- Moffat Location within Texas Moffat Location within the United States
- Coordinates: 31°12′00″N 97°28′06″W﻿ / ﻿31.20000°N 97.46833°W
- Country: United States
- State: Texas
- County: Bell
- Established: Feb 1857
- Elevation: 692 ft (211 m)

Population (2000)
- • Total: 800
- Demonym: Moffadite
- Time zone: UTC-6 (CST)
- • Summer (DST): UTC-5 (CDT)
- ZIP Code: 76502
- Area code: 254
- GNIS feature ID: 1363026

= Moffat, Texas =

Moffat is a small unincorporated community in Bell County, Texas, United States. It is part of the Killeen-Temple-Fort Hood Metropolitan Statistical Area.

==History==
The community was founded by Amelia Vancil and Chauncey Warren Moffet in February 1857 (the town was named after them but, at some point, misspelled). A store, built by William Elisha Pruett in the late 1860s, served as the main social focus for area residents for several years. The community has been referred to by several names: Moffattown, Moffatsville, Mount Green, and Gandertown; Moffat was chosen as the official name when a post office opened there in 1872. By the mid-1880s, Moffat had three churches as well as a steam gristmill and cotton gin and a variety of other businesses to serve its 200 residents.

Cotton, cottonseed, and pecans were the area's principal shipments. The Moffat community reached a peak population in 1890 when it reported 350 residents. By 1900, its population had fallen to 147. The post office at Moffat was discontinued in 1918, and mail for the community was sent to Bland; the office opened again from February 1925 to December 1926, after which local mail was sent to Belton. From the late 1940s through the mid-1980s, the population of Moffat was reported at seventy-five to 100 residents. Moffat had 150 residents in 1990 and 2000.
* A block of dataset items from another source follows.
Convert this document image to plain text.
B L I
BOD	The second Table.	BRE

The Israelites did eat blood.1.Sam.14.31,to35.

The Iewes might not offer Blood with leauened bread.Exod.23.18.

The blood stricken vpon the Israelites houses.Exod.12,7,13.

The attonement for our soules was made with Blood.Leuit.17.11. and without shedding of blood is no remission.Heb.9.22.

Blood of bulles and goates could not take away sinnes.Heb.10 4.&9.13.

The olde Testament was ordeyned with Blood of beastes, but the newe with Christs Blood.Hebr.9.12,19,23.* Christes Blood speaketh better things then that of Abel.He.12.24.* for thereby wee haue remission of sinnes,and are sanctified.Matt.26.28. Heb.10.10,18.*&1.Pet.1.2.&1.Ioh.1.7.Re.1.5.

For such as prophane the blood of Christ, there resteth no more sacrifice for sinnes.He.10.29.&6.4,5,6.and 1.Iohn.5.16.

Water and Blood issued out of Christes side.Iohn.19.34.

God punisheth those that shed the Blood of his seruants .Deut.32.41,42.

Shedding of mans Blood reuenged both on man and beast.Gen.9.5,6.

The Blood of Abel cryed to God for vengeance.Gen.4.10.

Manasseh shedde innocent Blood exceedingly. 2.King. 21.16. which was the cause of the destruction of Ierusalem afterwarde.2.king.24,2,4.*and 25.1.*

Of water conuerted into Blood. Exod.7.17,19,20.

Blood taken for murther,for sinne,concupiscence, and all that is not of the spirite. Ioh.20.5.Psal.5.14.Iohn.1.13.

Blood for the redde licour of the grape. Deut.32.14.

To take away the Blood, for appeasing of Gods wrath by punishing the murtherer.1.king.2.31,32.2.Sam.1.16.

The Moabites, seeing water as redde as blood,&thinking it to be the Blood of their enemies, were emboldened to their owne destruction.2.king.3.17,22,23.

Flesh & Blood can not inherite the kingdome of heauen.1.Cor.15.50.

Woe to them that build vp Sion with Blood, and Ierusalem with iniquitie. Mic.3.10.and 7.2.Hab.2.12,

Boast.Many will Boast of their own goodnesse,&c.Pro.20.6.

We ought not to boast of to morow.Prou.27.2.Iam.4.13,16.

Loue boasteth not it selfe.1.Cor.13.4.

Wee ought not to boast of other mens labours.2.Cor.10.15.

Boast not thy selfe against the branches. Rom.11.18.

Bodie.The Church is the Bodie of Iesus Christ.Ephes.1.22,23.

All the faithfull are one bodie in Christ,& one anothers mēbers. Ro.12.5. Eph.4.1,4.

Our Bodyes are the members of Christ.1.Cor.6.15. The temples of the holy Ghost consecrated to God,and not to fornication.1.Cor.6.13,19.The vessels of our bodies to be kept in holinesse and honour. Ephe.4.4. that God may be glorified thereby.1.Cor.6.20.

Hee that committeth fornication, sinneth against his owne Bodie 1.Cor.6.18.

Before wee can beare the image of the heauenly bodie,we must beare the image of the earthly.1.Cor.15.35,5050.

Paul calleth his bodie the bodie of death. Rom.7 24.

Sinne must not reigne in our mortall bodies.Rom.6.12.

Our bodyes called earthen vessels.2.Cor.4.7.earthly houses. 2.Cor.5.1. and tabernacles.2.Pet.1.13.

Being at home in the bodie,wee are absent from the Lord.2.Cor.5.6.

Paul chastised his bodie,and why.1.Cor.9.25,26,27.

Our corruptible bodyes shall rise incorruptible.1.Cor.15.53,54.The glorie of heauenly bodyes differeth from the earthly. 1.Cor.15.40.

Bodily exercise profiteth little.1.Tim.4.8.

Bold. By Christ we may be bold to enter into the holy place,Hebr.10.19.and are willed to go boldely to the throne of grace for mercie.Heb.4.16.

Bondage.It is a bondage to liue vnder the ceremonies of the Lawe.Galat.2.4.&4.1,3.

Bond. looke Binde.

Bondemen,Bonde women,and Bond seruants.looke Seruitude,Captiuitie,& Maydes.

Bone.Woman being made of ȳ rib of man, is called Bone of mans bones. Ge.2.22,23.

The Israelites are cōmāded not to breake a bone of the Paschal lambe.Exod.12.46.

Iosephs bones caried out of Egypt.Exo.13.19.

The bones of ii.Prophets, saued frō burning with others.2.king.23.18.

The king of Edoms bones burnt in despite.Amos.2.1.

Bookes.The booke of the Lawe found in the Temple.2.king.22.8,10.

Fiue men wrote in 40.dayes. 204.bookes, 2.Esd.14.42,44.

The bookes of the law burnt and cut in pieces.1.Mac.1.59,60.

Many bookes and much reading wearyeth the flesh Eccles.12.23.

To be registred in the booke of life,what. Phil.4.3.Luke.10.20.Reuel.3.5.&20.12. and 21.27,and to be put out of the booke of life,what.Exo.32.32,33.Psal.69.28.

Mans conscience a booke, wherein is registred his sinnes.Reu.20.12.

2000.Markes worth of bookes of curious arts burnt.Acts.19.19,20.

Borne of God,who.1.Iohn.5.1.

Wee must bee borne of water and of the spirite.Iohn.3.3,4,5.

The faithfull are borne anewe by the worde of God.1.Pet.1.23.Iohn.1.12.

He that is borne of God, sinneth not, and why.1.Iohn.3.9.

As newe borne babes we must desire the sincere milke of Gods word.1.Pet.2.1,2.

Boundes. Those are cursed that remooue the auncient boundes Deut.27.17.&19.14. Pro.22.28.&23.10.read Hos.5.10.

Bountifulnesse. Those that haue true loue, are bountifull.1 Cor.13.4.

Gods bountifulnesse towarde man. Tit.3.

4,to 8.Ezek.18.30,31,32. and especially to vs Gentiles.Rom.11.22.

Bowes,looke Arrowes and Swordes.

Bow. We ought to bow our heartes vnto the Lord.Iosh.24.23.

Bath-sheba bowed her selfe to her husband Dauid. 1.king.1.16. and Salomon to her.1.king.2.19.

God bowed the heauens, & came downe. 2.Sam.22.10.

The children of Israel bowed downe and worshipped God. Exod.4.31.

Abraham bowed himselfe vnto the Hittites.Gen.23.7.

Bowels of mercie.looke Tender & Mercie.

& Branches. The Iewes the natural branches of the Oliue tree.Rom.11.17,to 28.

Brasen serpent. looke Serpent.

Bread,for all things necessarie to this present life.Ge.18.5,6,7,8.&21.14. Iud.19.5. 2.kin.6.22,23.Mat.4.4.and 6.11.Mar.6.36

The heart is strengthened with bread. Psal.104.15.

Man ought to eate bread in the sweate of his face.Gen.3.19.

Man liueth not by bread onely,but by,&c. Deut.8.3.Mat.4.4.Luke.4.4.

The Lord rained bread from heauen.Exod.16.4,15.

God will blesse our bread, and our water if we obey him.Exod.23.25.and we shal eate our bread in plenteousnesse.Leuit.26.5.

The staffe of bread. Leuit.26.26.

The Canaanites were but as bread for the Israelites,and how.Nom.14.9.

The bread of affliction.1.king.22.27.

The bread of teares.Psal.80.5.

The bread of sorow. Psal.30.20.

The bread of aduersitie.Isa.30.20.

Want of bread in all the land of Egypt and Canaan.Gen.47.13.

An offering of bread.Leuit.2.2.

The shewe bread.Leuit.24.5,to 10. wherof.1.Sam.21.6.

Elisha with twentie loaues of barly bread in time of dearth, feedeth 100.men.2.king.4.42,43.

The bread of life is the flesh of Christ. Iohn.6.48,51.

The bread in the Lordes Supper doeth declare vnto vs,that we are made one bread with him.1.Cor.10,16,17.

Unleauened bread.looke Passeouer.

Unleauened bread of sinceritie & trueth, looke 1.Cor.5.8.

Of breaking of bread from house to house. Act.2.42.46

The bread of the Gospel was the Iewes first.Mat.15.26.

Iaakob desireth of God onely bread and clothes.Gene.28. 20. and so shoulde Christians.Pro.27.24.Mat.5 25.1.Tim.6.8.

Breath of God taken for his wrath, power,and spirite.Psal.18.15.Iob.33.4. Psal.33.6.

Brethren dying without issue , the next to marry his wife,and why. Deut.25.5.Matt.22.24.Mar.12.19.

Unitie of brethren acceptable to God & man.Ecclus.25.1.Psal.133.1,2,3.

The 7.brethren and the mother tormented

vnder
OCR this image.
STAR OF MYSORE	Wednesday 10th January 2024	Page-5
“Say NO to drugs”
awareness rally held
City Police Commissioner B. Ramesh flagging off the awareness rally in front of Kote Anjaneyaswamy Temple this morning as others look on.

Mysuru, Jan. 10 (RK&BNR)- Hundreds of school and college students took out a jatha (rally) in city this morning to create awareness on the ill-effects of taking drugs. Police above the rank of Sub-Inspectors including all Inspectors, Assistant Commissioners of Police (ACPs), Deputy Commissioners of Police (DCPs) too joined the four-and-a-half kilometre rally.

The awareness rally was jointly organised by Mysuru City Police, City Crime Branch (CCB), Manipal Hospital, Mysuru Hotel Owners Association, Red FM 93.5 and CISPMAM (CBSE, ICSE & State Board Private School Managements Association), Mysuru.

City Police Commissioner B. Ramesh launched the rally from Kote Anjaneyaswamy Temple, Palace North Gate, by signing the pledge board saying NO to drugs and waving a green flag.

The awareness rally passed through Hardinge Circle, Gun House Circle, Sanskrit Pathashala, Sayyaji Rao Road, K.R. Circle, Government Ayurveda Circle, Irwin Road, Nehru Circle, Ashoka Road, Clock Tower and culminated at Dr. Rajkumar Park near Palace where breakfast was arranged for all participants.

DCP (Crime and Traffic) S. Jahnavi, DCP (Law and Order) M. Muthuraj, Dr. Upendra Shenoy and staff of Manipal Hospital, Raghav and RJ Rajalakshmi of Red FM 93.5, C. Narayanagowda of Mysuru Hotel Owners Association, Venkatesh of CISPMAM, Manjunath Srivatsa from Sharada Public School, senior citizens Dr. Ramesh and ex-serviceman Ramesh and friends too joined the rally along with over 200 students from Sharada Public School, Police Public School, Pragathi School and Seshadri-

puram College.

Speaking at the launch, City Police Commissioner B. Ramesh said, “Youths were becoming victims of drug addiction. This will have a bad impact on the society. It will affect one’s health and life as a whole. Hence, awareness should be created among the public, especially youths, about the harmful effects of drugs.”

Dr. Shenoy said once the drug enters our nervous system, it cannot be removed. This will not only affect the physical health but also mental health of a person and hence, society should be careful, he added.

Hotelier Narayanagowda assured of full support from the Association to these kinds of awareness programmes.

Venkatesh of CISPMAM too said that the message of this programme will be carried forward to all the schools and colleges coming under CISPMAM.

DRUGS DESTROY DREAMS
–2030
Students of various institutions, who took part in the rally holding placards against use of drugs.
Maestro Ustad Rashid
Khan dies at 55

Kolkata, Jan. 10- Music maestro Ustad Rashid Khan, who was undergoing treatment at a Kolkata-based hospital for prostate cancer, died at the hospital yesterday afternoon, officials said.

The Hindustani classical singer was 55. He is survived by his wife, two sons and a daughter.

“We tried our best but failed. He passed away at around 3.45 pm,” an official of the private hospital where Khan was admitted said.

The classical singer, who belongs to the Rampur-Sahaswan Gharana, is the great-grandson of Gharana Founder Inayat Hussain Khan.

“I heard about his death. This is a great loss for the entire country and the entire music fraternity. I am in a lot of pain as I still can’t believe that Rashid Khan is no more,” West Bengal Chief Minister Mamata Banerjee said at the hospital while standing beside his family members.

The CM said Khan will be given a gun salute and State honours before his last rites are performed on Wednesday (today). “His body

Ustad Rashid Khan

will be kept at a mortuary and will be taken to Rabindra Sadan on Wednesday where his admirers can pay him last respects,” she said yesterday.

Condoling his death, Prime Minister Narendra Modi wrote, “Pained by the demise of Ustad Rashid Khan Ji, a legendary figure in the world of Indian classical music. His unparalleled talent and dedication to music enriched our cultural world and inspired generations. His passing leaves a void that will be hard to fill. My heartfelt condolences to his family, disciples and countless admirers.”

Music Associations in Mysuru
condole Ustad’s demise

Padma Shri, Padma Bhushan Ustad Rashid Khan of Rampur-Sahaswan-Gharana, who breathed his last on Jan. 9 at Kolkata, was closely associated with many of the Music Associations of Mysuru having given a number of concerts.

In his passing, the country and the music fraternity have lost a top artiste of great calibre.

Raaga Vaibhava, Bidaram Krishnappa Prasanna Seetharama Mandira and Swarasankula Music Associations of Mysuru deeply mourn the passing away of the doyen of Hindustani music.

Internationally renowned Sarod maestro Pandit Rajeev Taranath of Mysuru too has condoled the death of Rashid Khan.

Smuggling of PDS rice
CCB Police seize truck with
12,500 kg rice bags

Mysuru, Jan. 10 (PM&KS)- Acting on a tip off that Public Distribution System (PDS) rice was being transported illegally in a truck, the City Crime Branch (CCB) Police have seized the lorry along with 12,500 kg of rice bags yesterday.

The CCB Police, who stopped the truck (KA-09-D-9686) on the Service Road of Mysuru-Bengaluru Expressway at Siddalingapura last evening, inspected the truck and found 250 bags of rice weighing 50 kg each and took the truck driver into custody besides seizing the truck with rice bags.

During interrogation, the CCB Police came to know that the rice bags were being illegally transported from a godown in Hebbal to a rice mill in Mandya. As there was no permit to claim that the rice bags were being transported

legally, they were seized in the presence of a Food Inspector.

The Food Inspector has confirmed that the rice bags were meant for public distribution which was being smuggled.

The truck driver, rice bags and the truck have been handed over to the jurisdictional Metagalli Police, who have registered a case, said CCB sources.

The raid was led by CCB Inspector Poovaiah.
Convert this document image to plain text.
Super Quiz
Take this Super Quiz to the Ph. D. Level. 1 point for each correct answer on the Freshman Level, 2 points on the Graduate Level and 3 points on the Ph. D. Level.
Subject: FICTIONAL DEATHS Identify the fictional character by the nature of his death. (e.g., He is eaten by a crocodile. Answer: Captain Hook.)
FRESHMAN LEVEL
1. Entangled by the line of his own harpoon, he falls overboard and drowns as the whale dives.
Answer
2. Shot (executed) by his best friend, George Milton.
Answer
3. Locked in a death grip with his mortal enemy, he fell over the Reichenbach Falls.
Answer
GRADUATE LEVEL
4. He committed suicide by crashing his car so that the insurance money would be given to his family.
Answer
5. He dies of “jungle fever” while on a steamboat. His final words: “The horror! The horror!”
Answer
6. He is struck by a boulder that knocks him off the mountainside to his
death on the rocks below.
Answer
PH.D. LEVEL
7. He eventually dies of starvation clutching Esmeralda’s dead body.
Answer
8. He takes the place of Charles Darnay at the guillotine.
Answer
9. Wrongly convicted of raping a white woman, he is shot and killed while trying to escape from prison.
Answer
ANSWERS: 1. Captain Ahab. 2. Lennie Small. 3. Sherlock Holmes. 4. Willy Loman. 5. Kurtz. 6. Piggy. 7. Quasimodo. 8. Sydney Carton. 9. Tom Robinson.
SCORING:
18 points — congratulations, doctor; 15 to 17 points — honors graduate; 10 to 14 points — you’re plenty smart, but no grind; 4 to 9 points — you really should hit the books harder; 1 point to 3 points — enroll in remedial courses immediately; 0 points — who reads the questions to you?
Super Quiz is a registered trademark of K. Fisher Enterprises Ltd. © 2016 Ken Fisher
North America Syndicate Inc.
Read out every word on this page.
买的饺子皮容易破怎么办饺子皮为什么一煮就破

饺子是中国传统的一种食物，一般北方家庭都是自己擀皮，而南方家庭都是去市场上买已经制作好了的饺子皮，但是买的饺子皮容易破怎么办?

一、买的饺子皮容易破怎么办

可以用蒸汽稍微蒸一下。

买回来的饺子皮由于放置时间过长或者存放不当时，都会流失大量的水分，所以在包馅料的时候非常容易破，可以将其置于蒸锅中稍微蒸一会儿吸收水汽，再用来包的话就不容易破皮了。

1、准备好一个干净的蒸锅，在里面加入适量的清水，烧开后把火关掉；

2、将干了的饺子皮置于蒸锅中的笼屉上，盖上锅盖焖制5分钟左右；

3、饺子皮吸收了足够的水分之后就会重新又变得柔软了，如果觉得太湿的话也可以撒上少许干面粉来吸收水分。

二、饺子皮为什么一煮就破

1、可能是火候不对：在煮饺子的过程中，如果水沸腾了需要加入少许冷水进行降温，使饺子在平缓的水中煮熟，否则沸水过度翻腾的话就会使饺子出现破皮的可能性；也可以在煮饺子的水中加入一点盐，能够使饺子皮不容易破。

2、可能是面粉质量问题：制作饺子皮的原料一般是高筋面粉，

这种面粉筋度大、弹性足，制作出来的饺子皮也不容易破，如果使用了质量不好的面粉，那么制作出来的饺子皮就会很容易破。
A Texas historical marker has been placed on State Highway 36 10 mi west of Temple, Texas, to commemorate the community.

Chauncey Warren Moffet came to the area from New York and was a union loyalist during the American Civil War and was also a Confederate States of America soldier. He mysteriously disappeared after returning to the community in 1868. The community was platted by D.F. and Calista Wiswell. A local cemetery is also in use today.

==Geography==
Moffat is west of Texas State Highway 36 and 8 mi northwest of Temple in northern Bell County.

==Education==
By the mid-1880s, Moffat had a district school. The school at Moffat closed in 1974, and local students began attending classes within the Belton Independent School District.